A major aspect of algae that makes algal biofuels a reasonable area for further biofuel research is their high production of lipids. Algae are photosynthetic plants that harness solar energy for rapid biomass production, a great amount of that mass being formed as carbohydrates. Under specific conditions, many algal strains have the ability to produce lipids, which are precursors to fuel. Scientists have found that growing algae under stressful conditions (i.e. restricting nutrients) is one way to influence the algae to produce lipids. (Menetrez 7074)
In addition to the production of lipids for biofuels, the ability of algae to grow in a variety of habitats, many of these being unfavorable for most agricultural products, has kept the interest of environmentalists pursuing algal biofuel research.
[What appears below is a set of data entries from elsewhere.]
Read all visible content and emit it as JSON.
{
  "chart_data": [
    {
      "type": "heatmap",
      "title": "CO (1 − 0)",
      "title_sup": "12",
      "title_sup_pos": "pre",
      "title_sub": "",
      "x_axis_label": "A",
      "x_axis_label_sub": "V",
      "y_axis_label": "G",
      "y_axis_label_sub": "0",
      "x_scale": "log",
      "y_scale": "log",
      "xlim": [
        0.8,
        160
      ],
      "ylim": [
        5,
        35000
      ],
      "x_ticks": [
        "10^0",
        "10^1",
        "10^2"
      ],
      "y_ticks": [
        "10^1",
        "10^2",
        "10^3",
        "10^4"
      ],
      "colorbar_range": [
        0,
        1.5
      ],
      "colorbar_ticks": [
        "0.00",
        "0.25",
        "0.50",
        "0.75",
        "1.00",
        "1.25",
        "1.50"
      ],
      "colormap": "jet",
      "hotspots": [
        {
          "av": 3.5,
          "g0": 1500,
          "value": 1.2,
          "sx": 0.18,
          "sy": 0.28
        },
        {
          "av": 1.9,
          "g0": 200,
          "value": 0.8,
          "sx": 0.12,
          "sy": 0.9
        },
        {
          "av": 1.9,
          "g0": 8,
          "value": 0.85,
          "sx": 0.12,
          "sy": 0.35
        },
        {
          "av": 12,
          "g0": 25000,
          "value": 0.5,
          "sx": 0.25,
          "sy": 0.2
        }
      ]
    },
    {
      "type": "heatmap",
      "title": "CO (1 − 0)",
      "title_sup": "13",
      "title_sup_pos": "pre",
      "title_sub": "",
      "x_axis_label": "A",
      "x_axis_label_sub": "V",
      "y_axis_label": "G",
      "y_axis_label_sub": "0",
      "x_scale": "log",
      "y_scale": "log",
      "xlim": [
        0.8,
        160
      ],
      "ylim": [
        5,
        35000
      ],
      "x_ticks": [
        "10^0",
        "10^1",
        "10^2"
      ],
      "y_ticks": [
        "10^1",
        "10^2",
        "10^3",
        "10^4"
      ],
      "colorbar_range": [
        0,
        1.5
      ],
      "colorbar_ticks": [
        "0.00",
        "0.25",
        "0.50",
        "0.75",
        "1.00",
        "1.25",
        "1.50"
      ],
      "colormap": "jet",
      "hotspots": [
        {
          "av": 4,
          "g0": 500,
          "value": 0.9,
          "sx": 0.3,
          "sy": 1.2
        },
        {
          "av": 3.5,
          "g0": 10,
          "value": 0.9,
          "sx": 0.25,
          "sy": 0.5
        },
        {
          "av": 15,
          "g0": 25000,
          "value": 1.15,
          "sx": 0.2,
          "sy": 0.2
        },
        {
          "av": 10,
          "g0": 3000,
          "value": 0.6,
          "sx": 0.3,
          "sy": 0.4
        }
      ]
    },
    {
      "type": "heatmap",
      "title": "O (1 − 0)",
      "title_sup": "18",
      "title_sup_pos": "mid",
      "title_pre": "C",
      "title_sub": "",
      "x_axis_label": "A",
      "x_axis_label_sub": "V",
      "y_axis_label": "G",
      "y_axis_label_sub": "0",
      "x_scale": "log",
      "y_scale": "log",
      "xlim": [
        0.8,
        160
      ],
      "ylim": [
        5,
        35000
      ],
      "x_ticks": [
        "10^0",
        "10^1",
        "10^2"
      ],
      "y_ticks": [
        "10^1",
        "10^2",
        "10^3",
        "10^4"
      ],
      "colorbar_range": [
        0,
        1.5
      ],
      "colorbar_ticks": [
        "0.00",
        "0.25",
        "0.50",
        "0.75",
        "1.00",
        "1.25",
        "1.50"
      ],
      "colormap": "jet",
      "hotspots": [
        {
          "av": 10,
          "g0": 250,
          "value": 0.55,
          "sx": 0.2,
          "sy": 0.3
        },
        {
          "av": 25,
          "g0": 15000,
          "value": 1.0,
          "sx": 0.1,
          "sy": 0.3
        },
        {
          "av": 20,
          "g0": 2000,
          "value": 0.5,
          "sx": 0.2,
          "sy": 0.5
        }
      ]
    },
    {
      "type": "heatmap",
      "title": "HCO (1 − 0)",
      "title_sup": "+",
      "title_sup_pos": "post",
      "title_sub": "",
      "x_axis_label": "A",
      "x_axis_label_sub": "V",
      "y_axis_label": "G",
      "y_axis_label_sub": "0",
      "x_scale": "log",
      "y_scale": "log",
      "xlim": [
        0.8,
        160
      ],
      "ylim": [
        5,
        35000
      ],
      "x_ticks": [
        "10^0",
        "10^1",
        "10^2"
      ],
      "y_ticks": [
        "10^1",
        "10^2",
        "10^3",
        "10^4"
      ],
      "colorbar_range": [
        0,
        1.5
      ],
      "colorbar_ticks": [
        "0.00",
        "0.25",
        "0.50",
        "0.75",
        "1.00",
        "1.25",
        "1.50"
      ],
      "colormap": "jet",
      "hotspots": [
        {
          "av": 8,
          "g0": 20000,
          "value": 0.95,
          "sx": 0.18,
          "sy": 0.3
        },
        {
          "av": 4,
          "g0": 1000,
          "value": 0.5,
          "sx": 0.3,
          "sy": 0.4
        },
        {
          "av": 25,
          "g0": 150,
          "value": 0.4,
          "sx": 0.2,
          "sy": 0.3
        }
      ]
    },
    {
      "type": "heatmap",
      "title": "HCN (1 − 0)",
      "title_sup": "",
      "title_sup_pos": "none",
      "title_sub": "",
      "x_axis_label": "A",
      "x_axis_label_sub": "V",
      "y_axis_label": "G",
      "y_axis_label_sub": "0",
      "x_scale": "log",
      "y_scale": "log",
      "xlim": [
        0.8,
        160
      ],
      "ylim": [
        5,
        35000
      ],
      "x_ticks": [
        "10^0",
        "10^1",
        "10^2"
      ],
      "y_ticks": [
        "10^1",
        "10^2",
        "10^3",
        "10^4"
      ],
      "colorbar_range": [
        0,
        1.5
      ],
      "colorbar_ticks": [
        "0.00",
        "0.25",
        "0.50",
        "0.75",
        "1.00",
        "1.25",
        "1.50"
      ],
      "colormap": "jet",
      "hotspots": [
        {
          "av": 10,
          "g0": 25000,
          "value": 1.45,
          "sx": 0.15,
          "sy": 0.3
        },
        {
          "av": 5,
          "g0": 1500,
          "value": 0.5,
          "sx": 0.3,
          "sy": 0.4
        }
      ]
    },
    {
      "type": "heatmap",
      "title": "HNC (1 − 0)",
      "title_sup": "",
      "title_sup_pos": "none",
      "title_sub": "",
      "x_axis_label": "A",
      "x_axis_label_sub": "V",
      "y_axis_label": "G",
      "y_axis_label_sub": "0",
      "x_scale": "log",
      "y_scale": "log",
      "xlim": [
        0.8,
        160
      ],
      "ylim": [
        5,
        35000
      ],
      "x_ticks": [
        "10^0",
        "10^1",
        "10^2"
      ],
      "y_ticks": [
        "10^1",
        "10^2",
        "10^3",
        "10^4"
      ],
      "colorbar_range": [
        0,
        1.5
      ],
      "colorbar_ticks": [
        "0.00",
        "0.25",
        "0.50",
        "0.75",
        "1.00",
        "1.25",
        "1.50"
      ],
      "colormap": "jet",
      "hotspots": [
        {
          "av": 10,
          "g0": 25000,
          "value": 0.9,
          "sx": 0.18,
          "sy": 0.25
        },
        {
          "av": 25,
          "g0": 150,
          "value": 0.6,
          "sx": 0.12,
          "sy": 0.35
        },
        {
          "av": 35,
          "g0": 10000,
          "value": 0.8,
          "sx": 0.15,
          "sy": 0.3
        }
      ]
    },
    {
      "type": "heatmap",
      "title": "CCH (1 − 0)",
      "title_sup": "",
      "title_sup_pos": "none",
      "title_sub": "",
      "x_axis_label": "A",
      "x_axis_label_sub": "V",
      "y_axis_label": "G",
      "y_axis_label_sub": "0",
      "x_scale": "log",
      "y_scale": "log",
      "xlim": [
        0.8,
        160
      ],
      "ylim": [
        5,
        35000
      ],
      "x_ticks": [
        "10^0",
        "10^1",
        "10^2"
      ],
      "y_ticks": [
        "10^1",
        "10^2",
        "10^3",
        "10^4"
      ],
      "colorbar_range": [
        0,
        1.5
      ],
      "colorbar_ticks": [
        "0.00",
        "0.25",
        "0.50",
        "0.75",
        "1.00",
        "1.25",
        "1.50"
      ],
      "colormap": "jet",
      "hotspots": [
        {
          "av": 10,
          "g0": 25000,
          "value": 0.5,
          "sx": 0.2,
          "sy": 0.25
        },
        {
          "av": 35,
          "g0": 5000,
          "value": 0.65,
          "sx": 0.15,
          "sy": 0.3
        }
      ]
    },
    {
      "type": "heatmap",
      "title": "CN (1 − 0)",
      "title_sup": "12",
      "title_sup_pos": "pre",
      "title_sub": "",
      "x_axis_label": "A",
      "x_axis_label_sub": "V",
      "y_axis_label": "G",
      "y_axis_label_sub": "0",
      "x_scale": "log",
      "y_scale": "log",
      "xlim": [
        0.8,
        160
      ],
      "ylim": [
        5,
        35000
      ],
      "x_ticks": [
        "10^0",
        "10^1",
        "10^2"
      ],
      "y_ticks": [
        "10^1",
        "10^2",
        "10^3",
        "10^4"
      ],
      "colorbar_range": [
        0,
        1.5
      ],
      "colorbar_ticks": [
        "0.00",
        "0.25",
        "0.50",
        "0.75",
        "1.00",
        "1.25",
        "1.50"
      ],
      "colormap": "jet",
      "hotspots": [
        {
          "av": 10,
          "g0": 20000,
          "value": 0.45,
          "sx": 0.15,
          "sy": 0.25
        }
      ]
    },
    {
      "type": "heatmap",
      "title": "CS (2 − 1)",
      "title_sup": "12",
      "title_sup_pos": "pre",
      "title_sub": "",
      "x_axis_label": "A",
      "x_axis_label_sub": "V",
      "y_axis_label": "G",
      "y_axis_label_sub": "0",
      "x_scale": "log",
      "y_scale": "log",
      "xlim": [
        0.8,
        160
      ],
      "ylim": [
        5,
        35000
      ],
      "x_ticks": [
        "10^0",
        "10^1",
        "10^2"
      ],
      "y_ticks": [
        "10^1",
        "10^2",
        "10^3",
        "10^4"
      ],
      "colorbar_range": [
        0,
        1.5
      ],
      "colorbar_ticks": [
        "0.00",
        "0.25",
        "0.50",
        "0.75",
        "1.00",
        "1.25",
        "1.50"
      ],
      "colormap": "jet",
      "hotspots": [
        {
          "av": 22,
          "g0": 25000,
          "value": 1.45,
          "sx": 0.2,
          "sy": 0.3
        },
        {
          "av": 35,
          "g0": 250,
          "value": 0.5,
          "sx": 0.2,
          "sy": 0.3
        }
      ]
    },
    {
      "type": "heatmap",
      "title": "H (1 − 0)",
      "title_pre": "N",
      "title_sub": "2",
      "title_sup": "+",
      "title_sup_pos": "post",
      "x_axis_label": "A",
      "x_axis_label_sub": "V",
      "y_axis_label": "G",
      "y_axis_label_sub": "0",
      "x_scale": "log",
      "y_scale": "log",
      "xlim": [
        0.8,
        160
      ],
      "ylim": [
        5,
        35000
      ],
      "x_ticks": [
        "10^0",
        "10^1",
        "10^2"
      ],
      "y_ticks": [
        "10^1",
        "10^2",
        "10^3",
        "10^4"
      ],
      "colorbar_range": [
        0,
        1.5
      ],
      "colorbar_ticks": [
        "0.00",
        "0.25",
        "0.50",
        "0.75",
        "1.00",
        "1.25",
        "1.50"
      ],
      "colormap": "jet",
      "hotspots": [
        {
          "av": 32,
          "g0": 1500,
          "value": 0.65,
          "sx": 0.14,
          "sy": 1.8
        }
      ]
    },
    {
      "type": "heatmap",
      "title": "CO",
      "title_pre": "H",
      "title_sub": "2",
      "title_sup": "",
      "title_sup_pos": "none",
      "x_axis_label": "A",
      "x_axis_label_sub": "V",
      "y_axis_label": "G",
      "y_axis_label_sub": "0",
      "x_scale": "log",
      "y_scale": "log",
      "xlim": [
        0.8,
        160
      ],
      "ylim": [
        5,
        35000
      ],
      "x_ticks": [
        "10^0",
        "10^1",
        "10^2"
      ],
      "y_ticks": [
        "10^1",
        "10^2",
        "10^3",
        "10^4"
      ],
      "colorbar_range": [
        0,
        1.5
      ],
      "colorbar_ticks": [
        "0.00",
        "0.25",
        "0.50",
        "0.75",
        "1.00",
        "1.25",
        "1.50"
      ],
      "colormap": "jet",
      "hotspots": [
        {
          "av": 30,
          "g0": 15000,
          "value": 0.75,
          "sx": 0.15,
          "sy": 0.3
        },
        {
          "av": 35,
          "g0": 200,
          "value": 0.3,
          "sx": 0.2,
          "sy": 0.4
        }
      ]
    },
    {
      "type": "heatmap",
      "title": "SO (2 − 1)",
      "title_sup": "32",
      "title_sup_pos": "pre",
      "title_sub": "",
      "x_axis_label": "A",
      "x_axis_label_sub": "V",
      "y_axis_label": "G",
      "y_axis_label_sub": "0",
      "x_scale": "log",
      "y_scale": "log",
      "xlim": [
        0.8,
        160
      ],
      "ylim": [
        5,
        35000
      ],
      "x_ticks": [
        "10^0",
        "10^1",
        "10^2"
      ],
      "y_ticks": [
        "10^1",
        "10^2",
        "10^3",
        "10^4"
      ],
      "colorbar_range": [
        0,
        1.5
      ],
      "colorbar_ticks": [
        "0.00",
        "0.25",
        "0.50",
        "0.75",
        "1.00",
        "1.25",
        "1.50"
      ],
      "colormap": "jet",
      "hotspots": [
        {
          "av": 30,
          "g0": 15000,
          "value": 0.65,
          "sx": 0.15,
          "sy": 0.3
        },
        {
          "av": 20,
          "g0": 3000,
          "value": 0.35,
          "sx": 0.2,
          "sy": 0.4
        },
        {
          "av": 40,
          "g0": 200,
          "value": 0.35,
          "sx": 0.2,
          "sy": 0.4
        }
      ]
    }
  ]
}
Algae have the ability to grow in wastewater, seawater, and brackish waters. This eliminates the biofuel’s competition with arable land for agricultural uses, which has been a major problem for corn ethanol use for biofuels. (Ferrell, Starisky-Reed 3)
Not only can algae be grown in numerous, otherwise unusable, areas, there is also a high oil production per land used. Scientists at the University of Michigan recently estimated that land the size of New Mexico could potentially be used to produce enough algae fuel to replace the United States’ petroleum use (University of Michigan). This high oil production for land use is a strong aspect to aspiring algal fuels, as it may be reasonable to produce mass amounts of the biofuels for commercial purposes.